David memproyeksikan ekspor pada Januari 2025 tumbuh 6,58% secara tahunan atau year on year (yoy), namun turun 6,9% secara bulanan alias month to month (mtm). Nilai ekspor ditaksir US$ 21,8 miliar.
Sementara itu, impor diperkirakan tumbuh 10,15% yoy, namun turun 4% mtm. Nilai impor diprediksi mencapai US$ 20,4 miliar.
David menjelaskan neraca perdagangan melambat, karena harga komoditas ekspor utama Indonesia batu bara dan minyak sawit mentah atau CPO turun. Sementara itu, harga minyak naik.
“Ekspor dan impor keduanya turun secara bulanan, karena jumlah hari kerja yang lebih sedikit,” ujar David.
Kepala Ekonom Bank Permata Josua Pardede juga memproyeksikan surplus neraca dagang pada Januari 2025 susut. Hal ini karena normalisasi harga komoditas, meningkatnya kekhawatiran perang dagang, dan pelemahan ekonomi global.
“Surplus perdagangan Indonesia diperkirakan berlanjut, meskipun menyempit dari US$ 2,24 miliar pada Desember 24 menjadi US$ 1,76 miliar bulan ini,” kata Josua.
Josua menambahkan, Baltic Dry Index menunjukkan tren penurunan yang signifikan pada Januari 2025. Hal ini mengindikasikan perlambatan perdagangan global dan berkurangnya permintaan untuk pengiriman bahan baku.
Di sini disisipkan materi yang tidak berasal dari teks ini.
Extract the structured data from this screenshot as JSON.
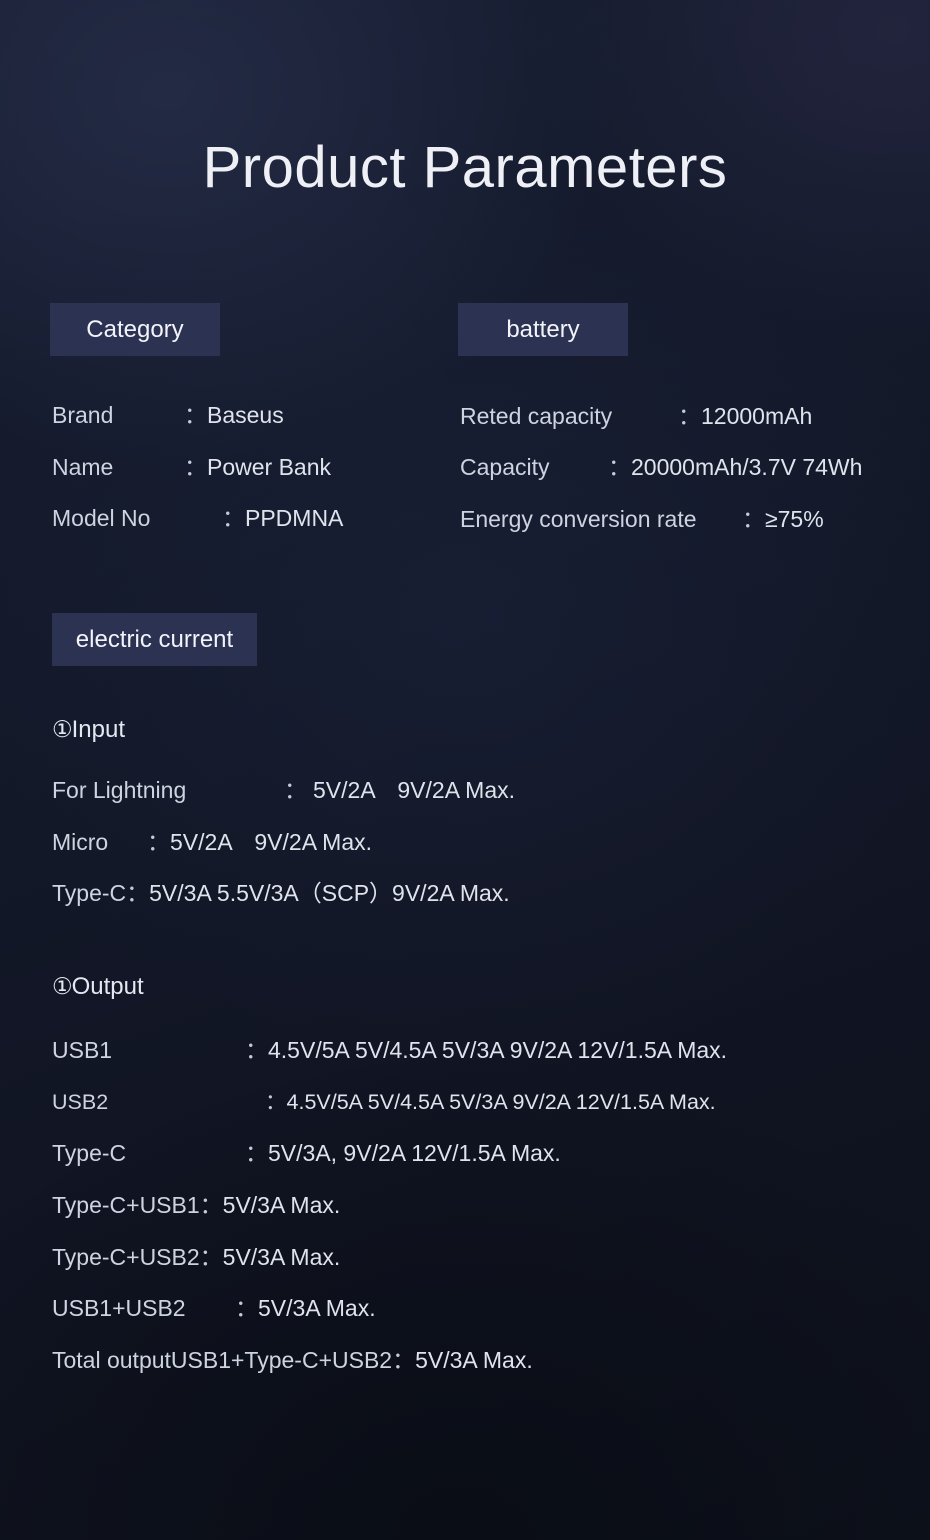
{
  "page": {
    "title": "Product Parameters",
    "colors": {
      "background_top_left": "#161b2e",
      "background_top_right": "#141826",
      "background_bottom_right": "#0e121c",
      "badge_background": "#2c3252",
      "text": "#ced3e0",
      "title_text": "#eef0f6"
    }
  },
  "sections": {
    "category": {
      "badge_label": "Category",
      "rows": [
        {
          "label": "Brand",
          "sep": "：",
          "value": "Baseus"
        },
        {
          "label": "Name",
          "sep": "：",
          "value": "Power Bank"
        },
        {
          "label": "Model No",
          "sep": "：",
          "value": "PPDMNA"
        }
      ]
    },
    "battery": {
      "badge_label": "battery",
      "rows": [
        {
          "label": "Reted capacity",
          "sep": "：",
          "value": "12000mAh"
        },
        {
          "label": "Capacity",
          "sep": "：",
          "value": "20000mAh/3.7V 74Wh"
        },
        {
          "label": "Energy conversion rate",
          "sep": "：",
          "value": "≥75%"
        }
      ]
    },
    "electric_current": {
      "badge_label": "electric current",
      "input": {
        "heading_marker": "①",
        "heading": "Input",
        "rows": [
          {
            "label": "For Lightning",
            "sep": "：",
            "value": "5V/2A　9V/2A  Max."
          },
          {
            "label": "Micro",
            "sep": "：",
            "value": "5V/2A　9V/2A  Max."
          },
          {
            "label": "Type-C",
            "sep": "：",
            "value": "5V/3A 5.5V/3A（SCP）9V/2A Max."
          }
        ]
      },
      "output": {
        "heading_marker": "①",
        "heading": "Output",
        "rows": [
          {
            "label": "USB1",
            "sep": "：",
            "value": "4.5V/5A 5V/4.5A  5V/3A 9V/2A 12V/1.5A Max."
          },
          {
            "label": "USB2",
            "sep": "：",
            "value": "4.5V/5A 5V/4.5A  5V/3A 9V/2A 12V/1.5A Max."
          },
          {
            "label": "Type-C",
            "sep": "：",
            "value": "5V/3A, 9V/2A  12V/1.5A Max."
          },
          {
            "label": "Type-C+USB1",
            "sep": "：",
            "value": "5V/3A Max."
          },
          {
            "label": "Type-C+USB2",
            "sep": "：",
            "value": "5V/3A Max."
          },
          {
            "label": "USB1+USB2",
            "sep": "：",
            "value": "5V/3A Max."
          },
          {
            "label": "Total outputUSB1+Type-C+USB2",
            "sep": "：",
            "value": "5V/3A Max."
          }
        ]
      }
    }
  }
}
“Hal ini terjadi di tengah meningkatnya kekhawatiran mengenai risiko perang dagang 2.0 dan perlambatan global,” ujar Josua.
Josua memperkirakan ekspor pada Januari 2025 masih akan tumbuh 5,99% yoy, namun turun 7,42% mtm sejalan dengan tren historis di setiap awal tahun.
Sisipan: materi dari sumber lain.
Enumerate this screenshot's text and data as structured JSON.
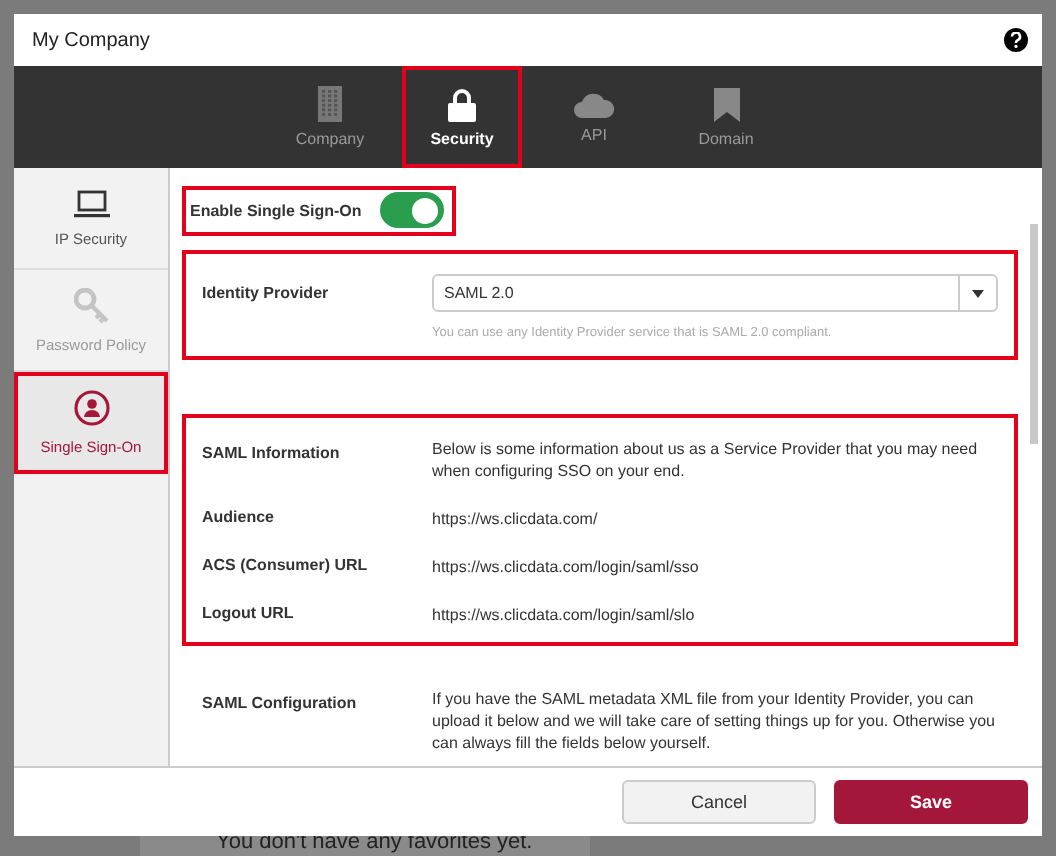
{
  "window": {
    "title": "My Company"
  },
  "tabs": [
    {
      "label": "Company",
      "kind": "building",
      "selected": false,
      "highlighted": false
    },
    {
      "label": "Security",
      "kind": "lock",
      "selected": true,
      "highlighted": true
    },
    {
      "label": "API",
      "kind": "cloud",
      "selected": false,
      "highlighted": false
    },
    {
      "label": "Domain",
      "kind": "bookmark",
      "selected": false,
      "highlighted": false
    }
  ],
  "sidebar": {
    "items": [
      {
        "label": "IP Security",
        "kind": "laptop",
        "selected": false,
        "disabled": false,
        "highlighted": false
      },
      {
        "label": "Password Policy",
        "kind": "key",
        "selected": false,
        "disabled": true,
        "highlighted": false
      },
      {
        "label": "Single Sign-On",
        "kind": "user",
        "selected": true,
        "disabled": false,
        "highlighted": true
      }
    ]
  },
  "sso_toggle": {
    "label": "Enable Single Sign-On",
    "on": true,
    "highlighted": true
  },
  "identity_provider": {
    "label": "Identity Provider",
    "value": "SAML 2.0",
    "hint": "You can use any Identity Provider service that is SAML 2.0 compliant.",
    "highlighted": true
  },
  "saml_information": {
    "highlighted": true,
    "rows": [
      {
        "label": "SAML Information",
        "value": "Below is some information about us as a Service Provider that you may need when configuring SSO on your end."
      },
      {
        "label": "Audience",
        "value": "https://ws.clicdata.com/"
      },
      {
        "label": "ACS (Consumer) URL",
        "value": "https://ws.clicdata.com/login/saml/sso"
      },
      {
        "label": "Logout URL",
        "value": "https://ws.clicdata.com/login/saml/slo"
      }
    ]
  },
  "saml_configuration": {
    "label": "SAML Configuration",
    "value": "If you have the SAML metadata XML file from your Identity Provider, you can upload it below and we will take care of setting things up for you. Otherwise you can always fill the fields below yourself."
  },
  "buttons": [
    {
      "label": "Cancel",
      "kind": "secondary"
    },
    {
      "label": "Save",
      "kind": "primary"
    }
  ],
  "background_text": "You don't have any favorites yet."
}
“Kontraksi lebih lanjut ini didorong oleh melemahnya permintaan eksternal, terutama dari Cina, indikator ekonomi menunjukkan sinyal perlambatan yang berkelanjutan. Selain itu, harga komoditas global terus mengalami normalisasi,” kata Josua.
Sementara itu, aktivitas impor diperkirakan melampaui ekspor. Hal ini karena permintaan domestik yang kuat.
Impor diproyeksikan tumbuh 7,92% yoy, namun turun 5,85% mtm. “Hal ini sejalan dengan tren awal tahun, namun diperlemah oleh permintaan domestik yang kuat,” ujar Josua.